Thomas Häßler wurde bei diesem Spiel nicht eingesetzt. Nach dem guten Beginn gegen Jugoslawien zeigte er gegen die Emirate und Kolumbien eher mittelprächtige Auftritte. Dem sensiblen Techniker, der nach dem Turnier zu Juventus Turin wechseln sollte, steckten wohl immer noch die Umstände des Wechsels in den Knochen und vor allem auch im Kopf. Doch im Team versuchte man alles, den wichtigen Mann im Mittelfeld, der Deutschland im entscheidenden Spiel gegen Wales in Köln erst Richtung WM schoss, wieder aufzumöbeln.
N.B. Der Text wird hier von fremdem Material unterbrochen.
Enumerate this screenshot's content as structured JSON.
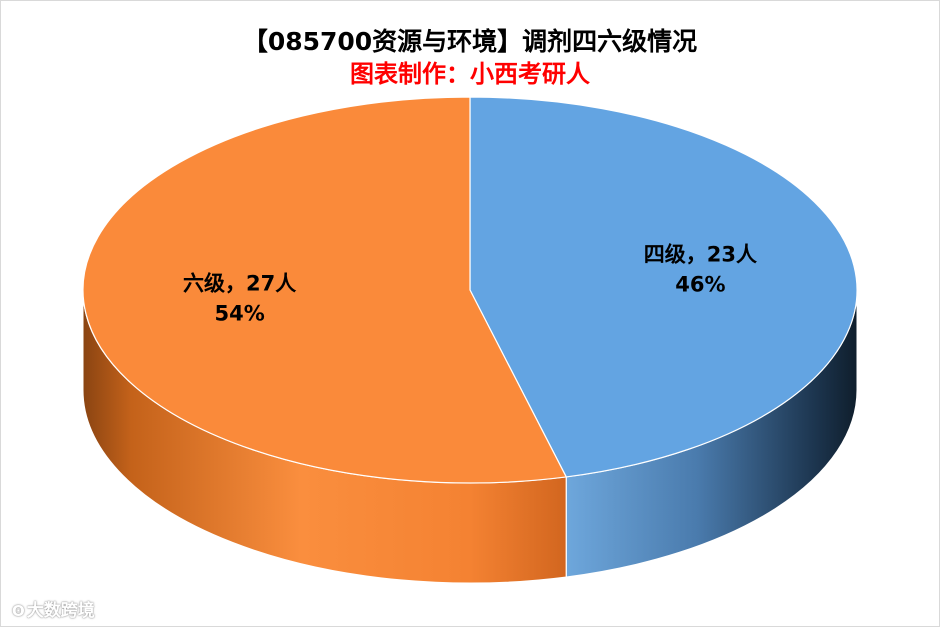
{
  "chart_data": {
    "type": "pie",
    "title": "【085700资源与环境】调剂四六级情况",
    "subtitle": "图表制作：小西考研人",
    "categories": [
      "四级",
      "六级"
    ],
    "values": [
      23,
      27
    ],
    "unit": "人",
    "percent_labels": [
      "46%",
      "54%"
    ],
    "data_labels": [
      "四级，23人",
      "六级，27人"
    ],
    "colors": [
      "#63a4e2",
      "#fa8a3a"
    ],
    "side_colors_dark": [
      "#0f1e2c",
      "#8a4412"
    ],
    "style": "3d-pie",
    "start": "top, clockwise",
    "legend": "none"
  },
  "watermark": {
    "icon": "weibo-icon",
    "text": "大数跨境"
  }
}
Eine Maßnahme war sicherlich auch der Einsatz mit seinem Kölner Kumpel Pierre Littbarski, mit dem er als Imitator der damals beliebten Kindersendung „Dingsda“ auftrat. Die beiden erfreuten mit ihren TV-Darbietungen eine große Fan-Schar und lockerten insgesamt die Szenerie auf. Das wird Häßler, dem eine empfindsame Natur eigen war und ist, sicher geholfen haben, sein kleines Tief zu überwinden.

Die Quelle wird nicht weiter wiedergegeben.